En segundo lugar, muchos estudiantes nos ven como una caterva de ancianos frustrados, que tienen como misión hacerle la vida imposible a través de una serie de exigencias, que ellos –cuando fueron aprendices- no cumplieron tampoco. El desprecio que reciben muchos docentes cuando hacen todo lo posible para motivar los aprendizajes de los estudiantes y ellos le responden usando el teléfono en clases para chatear, alcanza ribetes dramáticos y está a la base de muchos retiros anticipados y voluntarios de las aulas. En definitiva, la labor de maestros y maestras se hace infructuosa y no sirve para nada, según el decir de muchos.

No obstante, mis razones para afirmar que los docentes en Chile no tenemos nada que celebrar van más allá que la mera consideración social, que –al fin y al cabo- puede ser discutida y puesta en duda en su veracidad. Hay más que eso. Las condiciones en que desarrollamos nuestro trabajo, por ejemplo, son casi siempre precarias, y gobierno alguno ha querido solucionar de modo radical. Es claro que las largas y extenuantes jornadas laborales, que no concluyen en el establecimiento educacional, sino que son extendidas al hogar de los trabajadores de la educación, provocan una serie de afecciones físicas y espirituales que laceran su vida.
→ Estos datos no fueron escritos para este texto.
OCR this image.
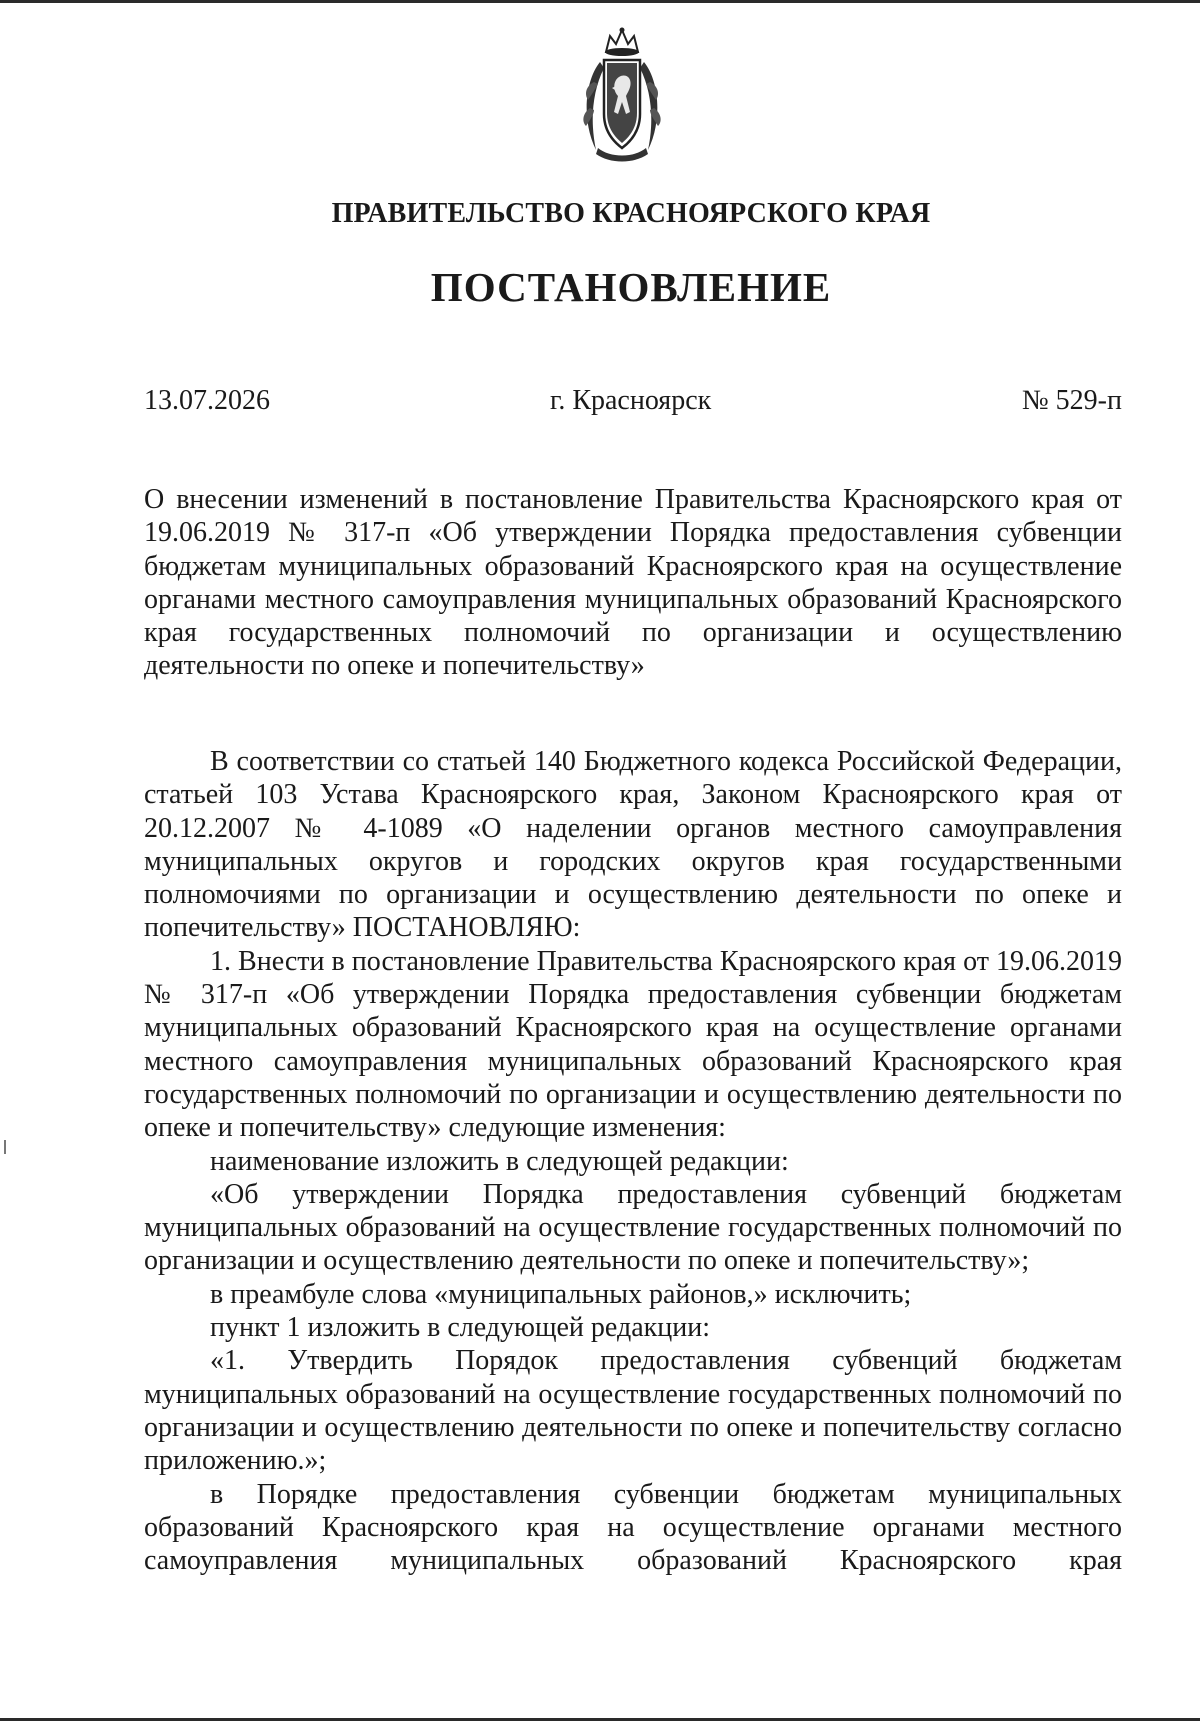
ПРАВИТЕЛЬСТВО КРАСНОЯРСКОГО КРАЯ
ПОСТАНОВЛЕНИЕ
13.07.2026	г. Красноярск	№ 529-п

О внесении изменений в постановление Правительства Красноярского края от 19.06.2019 № 317-п «Об утверждении Порядка предоставления субвенции бюджетам муниципальных образований Красноярского края на осуществление органами местного самоуправления муниципальных образований Красноярского края государственных полномочий по организации и осуществлению деятельности по опеке и попечительству»

В соответствии со статьей 140 Бюджетного кодекса Российской Федерации, статьей 103 Устава Красноярского края, Законом Красноярского края от 20.12.2007 № 4-1089 «О наделении органов местного самоуправления муниципальных округов и городских округов края государственными полномочиями по организации и осуществлению деятельности по опеке и попечительству» ПОСТАНОВЛЯЮ:

1. Внести в постановление Правительства Красноярского края от 19.06.2019 № 317-п «Об утверждении Порядка предоставления субвенции бюджетам муниципальных образований Красноярского края на осуществление органами местного самоуправления муниципальных образований Красноярского края государственных полномочий по организации и осуществлению деятельности по опеке и попечительству» следующие изменения:

наименование изложить в следующей редакции:

«Об утверждении Порядка предоставления субвенций бюджетам муниципальных образований на осуществление государственных полномочий по организации и осуществлению деятельности по опеке и попечительству»;

в преамбуле слова «муниципальных районов,» исключить;

пункт 1 изложить в следующей редакции:

«1. Утвердить Порядок предоставления субвенций бюджетам муниципальных образований на осуществление государственных полномочий по организации и осуществлению деятельности по опеке и попечительству согласно приложению.»;

в Порядке предоставления субвенции бюджетам муниципальных образований Красноярского края на осуществление органами местного самоуправления муниципальных образований Красноярского края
No es raro en este sentido, que los maestros y maestras sufran de estrés o depresión por el agobio laboral del cual son víctimas, situación que repercute en la sala de clases y también en sus hogares, cuyos integrantes reciben los efectos de, por ejemplo, la irritabilidad o el desgano de aquellos hombres y mujeres que alguna vez soñaron con cambiar el mundo y con pulir el diamante que le confiaron. Las más de 40 horas semanales haciendo clases, se ven aumentadas hasta el infinito con las eternas correcciones de trabajos y pruebas y la elaboración de planificaciones diarias o semanales, que nadie lee ni revisa, pero que sí el encargado de la nunca bien ponderada UTP archiva celosamente solo para cumplir con las instrucciones ministeriales. Esta desmesurada exigencia ocasiona que los docentes no tengamos tiempo para nuestras familias, pues en muchas ocasiones trabajamos la semana corrida, esto es incluyendo el sábado y el domingo, ni menos para el descanso, la distracción o la práctica del deporte, todas actividades tan necesarias para el equilibrio y la salud emocionales del profesional que trabaja en la delicada misión de formar personas y futuros ciudadanos que a corto plazo aporten al progreso de sus familias y la nación.
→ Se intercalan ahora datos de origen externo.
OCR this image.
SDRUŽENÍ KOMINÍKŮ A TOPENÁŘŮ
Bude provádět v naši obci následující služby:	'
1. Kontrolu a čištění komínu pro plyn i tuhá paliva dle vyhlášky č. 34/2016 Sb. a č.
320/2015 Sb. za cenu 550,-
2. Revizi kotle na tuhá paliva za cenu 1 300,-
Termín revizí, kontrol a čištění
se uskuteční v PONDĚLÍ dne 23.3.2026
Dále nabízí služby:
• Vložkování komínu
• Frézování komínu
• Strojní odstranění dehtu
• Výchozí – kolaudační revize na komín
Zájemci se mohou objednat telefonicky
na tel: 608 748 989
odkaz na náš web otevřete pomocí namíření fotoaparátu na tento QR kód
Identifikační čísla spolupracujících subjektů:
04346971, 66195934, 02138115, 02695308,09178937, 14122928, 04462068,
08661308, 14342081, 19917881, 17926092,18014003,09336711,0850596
Sin perjuicio de lo anterior, las razones que tengo para no celebrar el Día del Profesor no están vinculadas solamente a factores externos, sino que se ubican también en su interior. En este sentido, los profesores tampoco hacemos de nuestra actividad algo para sentirse orgullosos. Somos un gremio desunido, conformista, reacio a la lucha por conseguir mejores condiciones laborales, temerosos y hasta -a veces- cobarde. No somos capaces de oponernos a los signos de los tiempos y contribuimos a mantener un peligroso estatus quo con nuestro silencio. No somos la voz de quienes no la tienen, no denunciamos que estamos educando a personas sin capacidad crítica, proclives al consumismo, que por estos días es el verdadero motor de la sociedad, el dios que lo puede todo y cuya adoración justifica las injusticias más terribles. No hemos sido capaces los maestros de ser disonantes, de oponernos férreamente a una educación mercantilista; es más, nos hemos transformado en sus mejores promotores solo por mantener un trabajo, que con estas actitudes se hace indigno. No hemos comprendido que nuestro trabajo es vital si queremos construir una sociedad mejor, más equitativa, más libre y nos hemos transformado en una voz que repite y defiende un modelo, a todas luces, injusto.

Por esto no celebro el Día del Profesor. Lo haré solo cuando luchemos por ser respetados, justamente tratados y cumplamos con nuestro deber de ser constructores de la sociedad que alguna vez soñamos. Por ahora, brindo en soledad por este hermoso llamado que alguna vez recibí y decidí escuchar.